"Serious systemic failings" in the Marine Department contributed to the Lamma ferry tragedy, the Commission of Inquiry into the disaster has found.
In its report, released yesterday, the commission pointed to a "litany of errors" at every stage of the design, construction and inspection of the Lamma IV, which contributed to the rapid sinking of the boat.
"What is required is systemic change, in particular a change in attitude to responsibility and transparency," the commission said of the department. "In [some] areas, what is required is action, and action now."
The commission, led by Mr Justice Michael Lunn, said it was "astonished and deeply dismayed" to learn that the department had not fully enforced a 2008 regulation stipulating that vessels should carry a number of lifejackets matching their capacity, as well as children's lifejackets equal to five per cent of capacity.

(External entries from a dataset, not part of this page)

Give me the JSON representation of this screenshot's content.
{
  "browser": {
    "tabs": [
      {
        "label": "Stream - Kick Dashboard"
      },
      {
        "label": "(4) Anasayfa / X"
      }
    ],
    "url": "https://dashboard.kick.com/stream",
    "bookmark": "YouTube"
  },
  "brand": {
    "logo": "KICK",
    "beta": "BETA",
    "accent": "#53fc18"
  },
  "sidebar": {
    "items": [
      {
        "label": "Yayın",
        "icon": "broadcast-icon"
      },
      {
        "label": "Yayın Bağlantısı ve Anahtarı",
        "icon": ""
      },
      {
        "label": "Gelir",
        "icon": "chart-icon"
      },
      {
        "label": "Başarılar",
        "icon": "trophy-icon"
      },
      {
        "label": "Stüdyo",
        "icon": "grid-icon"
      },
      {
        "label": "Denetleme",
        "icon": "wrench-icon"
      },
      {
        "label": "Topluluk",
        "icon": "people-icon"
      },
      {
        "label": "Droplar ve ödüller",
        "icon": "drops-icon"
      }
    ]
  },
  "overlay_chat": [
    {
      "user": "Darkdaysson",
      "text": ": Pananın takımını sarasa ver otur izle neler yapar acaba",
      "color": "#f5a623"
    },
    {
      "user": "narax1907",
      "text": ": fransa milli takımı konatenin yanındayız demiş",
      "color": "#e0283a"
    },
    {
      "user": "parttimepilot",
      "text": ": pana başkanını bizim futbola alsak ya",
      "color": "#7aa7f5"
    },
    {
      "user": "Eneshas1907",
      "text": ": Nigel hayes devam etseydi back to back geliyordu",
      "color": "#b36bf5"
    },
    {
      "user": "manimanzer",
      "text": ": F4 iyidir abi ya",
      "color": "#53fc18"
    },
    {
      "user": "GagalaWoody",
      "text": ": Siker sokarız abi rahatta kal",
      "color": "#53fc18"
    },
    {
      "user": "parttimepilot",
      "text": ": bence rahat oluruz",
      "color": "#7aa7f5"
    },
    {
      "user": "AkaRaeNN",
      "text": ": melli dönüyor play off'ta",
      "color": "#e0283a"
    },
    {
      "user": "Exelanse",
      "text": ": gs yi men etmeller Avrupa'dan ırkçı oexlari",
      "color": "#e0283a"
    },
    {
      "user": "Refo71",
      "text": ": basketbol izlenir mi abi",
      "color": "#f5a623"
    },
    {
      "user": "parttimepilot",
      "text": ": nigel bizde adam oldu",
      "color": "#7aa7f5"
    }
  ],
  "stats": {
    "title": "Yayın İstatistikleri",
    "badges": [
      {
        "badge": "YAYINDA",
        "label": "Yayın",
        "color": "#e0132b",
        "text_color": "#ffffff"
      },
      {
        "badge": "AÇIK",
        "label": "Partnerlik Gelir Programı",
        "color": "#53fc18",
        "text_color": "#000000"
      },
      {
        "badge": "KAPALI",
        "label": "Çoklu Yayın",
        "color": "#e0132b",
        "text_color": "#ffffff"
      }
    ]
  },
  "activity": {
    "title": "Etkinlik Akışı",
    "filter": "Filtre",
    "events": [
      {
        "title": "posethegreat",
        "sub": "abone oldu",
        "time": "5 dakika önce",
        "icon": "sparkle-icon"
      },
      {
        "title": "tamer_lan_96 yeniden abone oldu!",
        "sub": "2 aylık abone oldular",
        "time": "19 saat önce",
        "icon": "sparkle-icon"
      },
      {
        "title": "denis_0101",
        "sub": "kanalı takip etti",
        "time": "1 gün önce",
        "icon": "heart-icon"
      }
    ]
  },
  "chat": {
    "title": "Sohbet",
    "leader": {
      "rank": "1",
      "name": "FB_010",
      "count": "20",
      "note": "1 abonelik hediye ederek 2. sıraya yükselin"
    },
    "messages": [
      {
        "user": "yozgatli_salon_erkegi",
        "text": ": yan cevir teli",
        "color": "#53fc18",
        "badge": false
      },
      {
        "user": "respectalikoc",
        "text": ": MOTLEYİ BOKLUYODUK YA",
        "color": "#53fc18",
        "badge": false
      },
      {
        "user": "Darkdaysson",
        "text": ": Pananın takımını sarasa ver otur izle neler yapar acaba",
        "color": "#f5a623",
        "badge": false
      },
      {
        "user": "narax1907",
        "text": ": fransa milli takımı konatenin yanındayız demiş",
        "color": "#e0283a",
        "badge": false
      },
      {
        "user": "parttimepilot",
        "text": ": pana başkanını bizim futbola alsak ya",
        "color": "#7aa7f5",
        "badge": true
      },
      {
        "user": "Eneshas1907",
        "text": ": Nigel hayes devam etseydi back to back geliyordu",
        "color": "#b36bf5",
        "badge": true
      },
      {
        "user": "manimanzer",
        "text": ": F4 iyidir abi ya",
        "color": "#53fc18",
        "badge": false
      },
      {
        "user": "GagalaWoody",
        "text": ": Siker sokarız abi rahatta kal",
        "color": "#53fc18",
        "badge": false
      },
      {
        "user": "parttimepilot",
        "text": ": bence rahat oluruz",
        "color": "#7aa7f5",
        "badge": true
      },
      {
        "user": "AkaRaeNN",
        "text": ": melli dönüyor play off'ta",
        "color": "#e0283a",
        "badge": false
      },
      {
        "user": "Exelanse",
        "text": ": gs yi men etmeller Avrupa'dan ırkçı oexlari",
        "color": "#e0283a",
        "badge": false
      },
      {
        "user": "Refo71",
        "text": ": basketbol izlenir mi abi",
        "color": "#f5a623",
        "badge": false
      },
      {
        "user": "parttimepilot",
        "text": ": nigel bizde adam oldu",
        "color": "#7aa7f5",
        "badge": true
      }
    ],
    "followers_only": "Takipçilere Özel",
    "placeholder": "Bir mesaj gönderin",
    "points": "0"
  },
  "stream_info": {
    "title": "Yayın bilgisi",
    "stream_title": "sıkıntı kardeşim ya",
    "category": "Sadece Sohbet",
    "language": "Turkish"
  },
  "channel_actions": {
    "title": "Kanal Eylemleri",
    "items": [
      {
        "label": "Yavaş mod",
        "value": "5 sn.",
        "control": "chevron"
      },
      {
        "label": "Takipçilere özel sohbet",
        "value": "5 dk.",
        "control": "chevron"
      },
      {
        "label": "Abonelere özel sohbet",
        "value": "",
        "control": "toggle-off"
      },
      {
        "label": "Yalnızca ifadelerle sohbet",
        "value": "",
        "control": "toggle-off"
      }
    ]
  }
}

The key factors so many lives were lost were loosely attached seats on the upper deck of the Lamma IV that came off, throwing passengers towards the stern; passengers having trouble getting to and donning lifejackets; and no children's lifejackets.
The department has promised an internal investigation into whether any officer bears part of the responsibility for Hong Kong's deadliest sea tragedy in 40 years.
A total of 39 passengers died when the Hongkong Electric vessel Lamma IV, taking workers and their families to see the National Day fireworks in Victoria Harbour, collided with the ferry Sea Smooth off Lamma Island.
Sections of the report dealing with the responsibilities of the two coxswains involved in the October 1 crash - both of whom have been charged with manslaughter - was redacted to avoid influencing their trials.
Secretary for Transport and Housing Professor Anthony Cheung Bing-leung said he would lead a steering committee to oversee the reform of the department. He said he would appoint a directorate-grade officer as deputy director of the department to lead the reforms.
Director of Marine Francis Liu Hon-por said the department had appointed foreign experts to review its inspection procedures and compare safety regulations with those in Singapore, Sydney and Southampton.
Chief Executive Leung Chun-ying pledged that the government would handle any case of maladministration or human error impartially, and said disciplinary hearings could start.
Liu did not answer if he would apologise or resign. Cheung said he "felt sorry".
Ryan Tsui Chi-shing, younger brother of Tsui Chi-wai and uncle of Tsui Hoi-ying, 10, who both died in the crash, said he appreciated that the inquiry had shed light on a lot of facts. But he had doubts whether the reforms would succeed: "The director lacks the courage to even apologise, so how can I trust him to have a conscience in future?"